Bien qu’il fût marié en 1351 à Jeanne de France — fille de Jean II le Bon, qui lui cède la quasi-totalité du Cotentin par le traité de Mantes de février 1354 —, le jeune roi de Navarre se comporte en fait en prétendant inavoué au trône de France. Les manifestations de cette politique sont nombreuses : assassinat dans Laigle le 8 janvier 1354 du connétable Charles d’Espagne, que Jean II le Bon (1350-1364) a investi du comté d’Angoulême ; tentative faite pour compromettre le dauphin Charles dans un complot destiné à éliminer son père et qui débouche sur l’arrestation du roi de Navarre, sur l’exécution de ses conseillers, dont le comte Jean d’Harcourt à Rouen le 5 avril 1356, et sur la confiscation de ses biens et de ceux de ses partisans ; collusion avec Étienne Marcel* et surtout avec Édouard III, qui fait de son frère Philippe de Navarre son lieutenant en Normandie en 1356-57 ; enfin, entrées solennelles de Charles II le Mauvais les 30 novembre 1357 et 4 juin 1358 dans la capitale, dont il est proclamé capitaine général le 15 juin après avoir rappelé indirectement ses droits à la couronne. La haine du peuple de Paris contre l’Anglais, l’assassinat d’Étienne Marcel le 31 juillet 1358 et surtout l’impossible consolidation de l’alliance anglo-navarraise en raison des prétentions concurrentes d’Édouard III et de Charles II le Mauvais à la couronne de France contraignent les successeurs de ce dernier souverain et notamment son fils Charles III le Noble (1387-1425) à renoncer à faire valoir effectivement leurs droits à cette dernière. Tombée en quenouille en 1425, annexée tour à tour par les comtes de Foix et les sires d’Albret qui s’unissent aux descendantes de Charles III le Noble, la Navarre échoit finalement en 1562 à Henri de Bourbon, lointain descendant de Saint Louis, qui succède en 1589 au roi de France Henri III. En assurant ainsi l’héritage des Valois, le dernier des rois de Navarre réalise les secrètes ambitions de Charles II le Mauvais, mais dans un contexte tout différent et au prix, il est vrai, de l’incorporation de son royaume au domaine royale.

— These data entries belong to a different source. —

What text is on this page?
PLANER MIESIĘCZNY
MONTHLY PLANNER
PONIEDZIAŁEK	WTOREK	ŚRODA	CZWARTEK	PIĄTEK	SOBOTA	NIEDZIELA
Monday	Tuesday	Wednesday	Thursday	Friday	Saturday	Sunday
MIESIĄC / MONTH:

Les Valois et les grands barons du royaume


Le roi et ses vassaux

Bien que ne possédant pas de royaumes extérieurs à la France, les autres grands vassaux de Philippe VI n’oublient pas que celui-ci leur doit en fait sa couronne. Le déclenchement de la guerre de Cent Ans permet d’ailleurs à certains d’entre eux de se rendre pratiquement indépendants, notamment lorsque leurs principautés se trouvent situées dans des zones frontalières où influences française et anglaise s’annulent en s’opposant : comté de Flandre*, où les villes, à l’instigation de Jacob Van Artevelde, s’insurgent contre leur comte Louis Ier de Nevers et leur roi (Philippe VI) dès 1328, puis accueillent Édouard III en 1340 ; duché de Bretagne*, où la mort de Jean III en 1341 laisse aux prises le candidat du roi de France, Charles de Blois (1341-1364), avec celui du roi d’Angleterre, Jean IV de Montfort (duc de Bretagne de 1365 à 1399) ; comté de Foix, dont le prince, Gaston III dit Phébus (1343-1391), se joint en 1348 à l’alliance aragano-navarraise dirigée contre l’alliance franco-castillane à la suite de son mariage avec Agnès de Navarre. D’autres enfin étendent leurs domaines grâce à de profitables mariages.